Extraction is the process of detecting and pulling authentication codes or links from inbound emails. AIdenID supports:

  • OTP codes — Numeric or alphanumeric one-time passwords
  • Magic links — Unique URLs for passwordless authentication
  • Confirmation links — Email verification URLs

Each extraction includes a confidence score (0.0 to 1.0) indicating how certain the system is about the extracted value. Production extractions typically have confidence scores above 0.95.

Events

Every meaningful action in AIdenID produces an event. Events are the basis for webhook delivery, dashboard streams, and audit trails. Key event types include:

  • decision.evaluated — A clearance decision was made for a request
  • policy.published — A route policy bundle changed
  • issuer_key.rotated — An issuer key rotation was accepted
  • revocation.epoch_bumped — A session, grant, or issuer epoch was revoked
  • email.received — An email arrived at an identity inbox
  • extraction.completed — A code or link was extracted
  • identity.provisioned — A new identity was created
  • identity.extended — An identity TTL was extended
  • identity.squashed — An identity was revoked
  • identity.expired — An identity TTL elapsed

Lifecycle

Identities follow a defined lifecycle with clear state transitions. See the Identity Lifecycle page for a deep dive.

The five lifecycle states are:

  1. Provisioned — Created, inbox active
  2. Active — Receiving and processing email
  3. Extended — TTL extended beyond original duration
  4. Squashed — Manually revoked
  5. Expired — TTL elapsed naturally

Projects and organizations

AIdenID uses a two-level hierarchy for resource isolation:

  • Organization — The top-level entity. Represents your company or team. Contains one or more projects.
  • Project — A namespace within an organization. Identities, webhooks, and other resources are scoped to a project. Use separate projects for staging vs. production, or for different product lines.

API keys

API keys authenticate requests and determine access scope.
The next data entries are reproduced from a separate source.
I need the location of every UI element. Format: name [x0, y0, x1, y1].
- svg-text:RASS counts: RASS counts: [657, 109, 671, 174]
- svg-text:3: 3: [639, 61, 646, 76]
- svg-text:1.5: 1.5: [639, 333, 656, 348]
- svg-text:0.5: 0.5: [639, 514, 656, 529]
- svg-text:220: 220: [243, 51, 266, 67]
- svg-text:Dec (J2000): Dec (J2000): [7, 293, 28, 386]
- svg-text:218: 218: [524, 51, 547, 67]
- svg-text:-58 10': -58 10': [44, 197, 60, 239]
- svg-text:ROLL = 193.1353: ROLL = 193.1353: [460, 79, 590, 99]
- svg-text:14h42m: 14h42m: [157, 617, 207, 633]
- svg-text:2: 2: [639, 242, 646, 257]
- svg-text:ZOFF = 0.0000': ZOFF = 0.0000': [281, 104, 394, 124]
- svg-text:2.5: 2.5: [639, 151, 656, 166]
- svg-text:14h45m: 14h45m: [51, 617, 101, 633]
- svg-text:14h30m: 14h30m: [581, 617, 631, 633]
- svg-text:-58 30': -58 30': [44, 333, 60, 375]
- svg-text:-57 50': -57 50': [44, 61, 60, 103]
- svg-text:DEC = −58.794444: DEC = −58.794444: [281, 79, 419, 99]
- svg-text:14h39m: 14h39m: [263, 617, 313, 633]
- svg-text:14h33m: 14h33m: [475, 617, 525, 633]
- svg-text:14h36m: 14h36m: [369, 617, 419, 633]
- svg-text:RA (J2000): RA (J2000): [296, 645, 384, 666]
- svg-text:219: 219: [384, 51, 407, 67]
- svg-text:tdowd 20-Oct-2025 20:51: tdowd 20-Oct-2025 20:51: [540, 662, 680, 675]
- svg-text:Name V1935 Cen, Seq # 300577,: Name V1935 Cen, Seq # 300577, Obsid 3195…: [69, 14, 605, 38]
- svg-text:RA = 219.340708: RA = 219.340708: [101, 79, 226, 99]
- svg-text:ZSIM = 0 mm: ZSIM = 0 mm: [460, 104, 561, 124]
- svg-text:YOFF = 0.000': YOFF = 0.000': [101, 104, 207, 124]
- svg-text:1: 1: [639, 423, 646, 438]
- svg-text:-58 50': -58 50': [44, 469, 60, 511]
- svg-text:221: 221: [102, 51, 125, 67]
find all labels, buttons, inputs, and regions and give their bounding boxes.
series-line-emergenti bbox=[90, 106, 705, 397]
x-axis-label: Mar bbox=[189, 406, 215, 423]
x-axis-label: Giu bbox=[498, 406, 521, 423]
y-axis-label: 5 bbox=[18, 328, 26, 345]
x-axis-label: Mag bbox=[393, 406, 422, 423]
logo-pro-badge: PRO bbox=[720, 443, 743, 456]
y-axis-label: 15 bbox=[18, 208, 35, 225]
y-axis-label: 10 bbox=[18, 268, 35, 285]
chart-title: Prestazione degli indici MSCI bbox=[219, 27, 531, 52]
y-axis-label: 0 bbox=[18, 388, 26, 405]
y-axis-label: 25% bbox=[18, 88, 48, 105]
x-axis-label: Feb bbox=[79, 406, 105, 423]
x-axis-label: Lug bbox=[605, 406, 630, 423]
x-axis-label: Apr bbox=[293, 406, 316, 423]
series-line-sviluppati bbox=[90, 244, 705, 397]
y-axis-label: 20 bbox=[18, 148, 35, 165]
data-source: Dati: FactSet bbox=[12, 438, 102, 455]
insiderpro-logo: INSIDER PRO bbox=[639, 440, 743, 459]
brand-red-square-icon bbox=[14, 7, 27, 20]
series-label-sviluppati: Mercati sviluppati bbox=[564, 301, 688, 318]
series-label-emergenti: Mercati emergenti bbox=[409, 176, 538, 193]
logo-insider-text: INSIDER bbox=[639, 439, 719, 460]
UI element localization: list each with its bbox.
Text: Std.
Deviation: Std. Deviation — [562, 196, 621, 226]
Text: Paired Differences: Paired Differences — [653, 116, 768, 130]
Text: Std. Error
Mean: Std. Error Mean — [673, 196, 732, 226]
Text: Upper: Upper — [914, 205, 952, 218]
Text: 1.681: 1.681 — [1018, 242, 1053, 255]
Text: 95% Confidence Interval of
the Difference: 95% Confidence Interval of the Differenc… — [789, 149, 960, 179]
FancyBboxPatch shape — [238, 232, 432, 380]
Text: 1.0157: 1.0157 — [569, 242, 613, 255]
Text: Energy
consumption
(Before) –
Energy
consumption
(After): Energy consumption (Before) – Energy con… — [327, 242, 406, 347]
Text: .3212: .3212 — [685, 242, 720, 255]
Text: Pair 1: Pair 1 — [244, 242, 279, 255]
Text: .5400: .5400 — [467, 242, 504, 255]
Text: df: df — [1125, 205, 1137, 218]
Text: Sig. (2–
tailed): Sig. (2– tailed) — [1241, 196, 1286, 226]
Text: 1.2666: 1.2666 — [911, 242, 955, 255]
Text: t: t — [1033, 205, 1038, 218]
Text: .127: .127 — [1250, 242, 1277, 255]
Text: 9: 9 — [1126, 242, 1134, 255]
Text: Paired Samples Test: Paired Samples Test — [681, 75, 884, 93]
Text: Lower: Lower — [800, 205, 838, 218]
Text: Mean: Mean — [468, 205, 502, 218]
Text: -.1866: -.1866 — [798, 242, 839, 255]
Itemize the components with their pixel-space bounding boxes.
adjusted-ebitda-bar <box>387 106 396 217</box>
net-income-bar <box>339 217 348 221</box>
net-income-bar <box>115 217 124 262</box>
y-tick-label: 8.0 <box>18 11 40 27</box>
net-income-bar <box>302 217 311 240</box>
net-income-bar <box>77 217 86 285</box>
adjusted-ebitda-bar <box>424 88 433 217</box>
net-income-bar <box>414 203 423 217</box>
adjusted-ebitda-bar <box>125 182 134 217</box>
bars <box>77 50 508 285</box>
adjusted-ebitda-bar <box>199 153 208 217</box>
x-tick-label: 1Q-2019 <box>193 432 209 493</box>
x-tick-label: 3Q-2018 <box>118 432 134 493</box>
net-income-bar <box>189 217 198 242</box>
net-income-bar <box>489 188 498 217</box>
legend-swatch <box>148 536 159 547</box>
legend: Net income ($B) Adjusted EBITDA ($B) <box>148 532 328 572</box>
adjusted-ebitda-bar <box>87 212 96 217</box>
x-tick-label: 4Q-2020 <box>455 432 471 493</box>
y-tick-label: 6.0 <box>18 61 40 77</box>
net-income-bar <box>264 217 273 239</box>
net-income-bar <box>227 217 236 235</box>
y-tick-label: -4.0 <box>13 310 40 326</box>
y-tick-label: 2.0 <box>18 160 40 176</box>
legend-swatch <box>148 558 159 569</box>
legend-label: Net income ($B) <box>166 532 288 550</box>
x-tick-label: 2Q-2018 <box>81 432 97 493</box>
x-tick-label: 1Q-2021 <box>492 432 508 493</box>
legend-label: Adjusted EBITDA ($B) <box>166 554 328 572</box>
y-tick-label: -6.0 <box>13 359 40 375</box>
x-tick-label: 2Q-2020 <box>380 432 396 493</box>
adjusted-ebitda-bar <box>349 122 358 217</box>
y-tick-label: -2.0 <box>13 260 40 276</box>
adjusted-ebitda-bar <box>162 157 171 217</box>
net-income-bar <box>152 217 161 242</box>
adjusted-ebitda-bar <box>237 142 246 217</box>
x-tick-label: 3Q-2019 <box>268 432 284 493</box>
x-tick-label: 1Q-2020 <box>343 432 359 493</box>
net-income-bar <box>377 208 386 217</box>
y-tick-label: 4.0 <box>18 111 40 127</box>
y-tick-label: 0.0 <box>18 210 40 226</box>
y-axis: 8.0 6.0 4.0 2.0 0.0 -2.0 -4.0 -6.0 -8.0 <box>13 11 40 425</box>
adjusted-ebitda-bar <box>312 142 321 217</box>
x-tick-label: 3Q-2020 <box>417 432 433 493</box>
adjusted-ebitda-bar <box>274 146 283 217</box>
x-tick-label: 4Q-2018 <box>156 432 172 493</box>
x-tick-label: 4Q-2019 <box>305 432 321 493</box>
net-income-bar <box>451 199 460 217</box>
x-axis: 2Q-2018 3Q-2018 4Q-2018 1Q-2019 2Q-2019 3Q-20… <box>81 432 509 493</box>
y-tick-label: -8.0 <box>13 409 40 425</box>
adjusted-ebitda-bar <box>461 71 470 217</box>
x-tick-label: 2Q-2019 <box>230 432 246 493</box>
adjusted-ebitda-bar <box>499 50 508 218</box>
Each key is bound to an organization and can be restricted to specific scopes (e.g., identities:read, webhooks:write). See Authentication for details.

Idempotency

All mutation endpoints require an Idempotency-Key header. This ensures that retrying a failed request (e.g., due to a network timeout) does not create duplicate resources. AIdenID stores the result of the original request and returns it on subsequent calls with the same idempotency key.

Webhooks

Webhooks allow you to receive real-time notifications when events occur. Instead of polling the API, register an HTTPS endpoint and AIdenID will push events to you. Payloads are signed with HMAC-SHA256 so you can verify authenticity. See Webhook Integration.

Buyer and support audiences

AIdenID primarily serves site owners that need a decision point for agent traffic. Supporting APIs also serve agent issuers, QA teams, and human inbox users:

AspectSite OwnersAgent / Inbox Users
Primary goalDecide which agent traffic gets through each routeCreate scoped identities or inboxes for delegated workflows
AuthControl-plane API key, verifier config, dashboard sessionAPI key or magic-link session
Core outputallow / throttle / queue / sandbox / deny / price_requiredidentity, inbox event, extraction, webhook, or delegation
Lifecycleobserve, shadow, enforce, revoke, auditprovision, extend, squash, expire, child delegation
Evidencedecision stream, transparency-log root, report packemail receipt, redacted extraction, webhook delivery

For a detailed comparison, see Human vs Agent.

Trials

All paid agent plans include a 7-day free trial with full access to plan features. Trials are scoped per organization — each org gets one trial per plan. During the trial, identities and webhooks work exactly as they do on a paid subscription. At the end of the trial, you can convert to a paid plan via Stripe checkout or let the trial expire. See Trials API.

Child identities

Some flows require multiple email addresses. For example, a signup flow might ask for a primary email and a recovery email. AIdenID supports child identities — subordinate identities linked to a parent. Child identities share the parent's project and can be squashed individually or in bulk through the parent.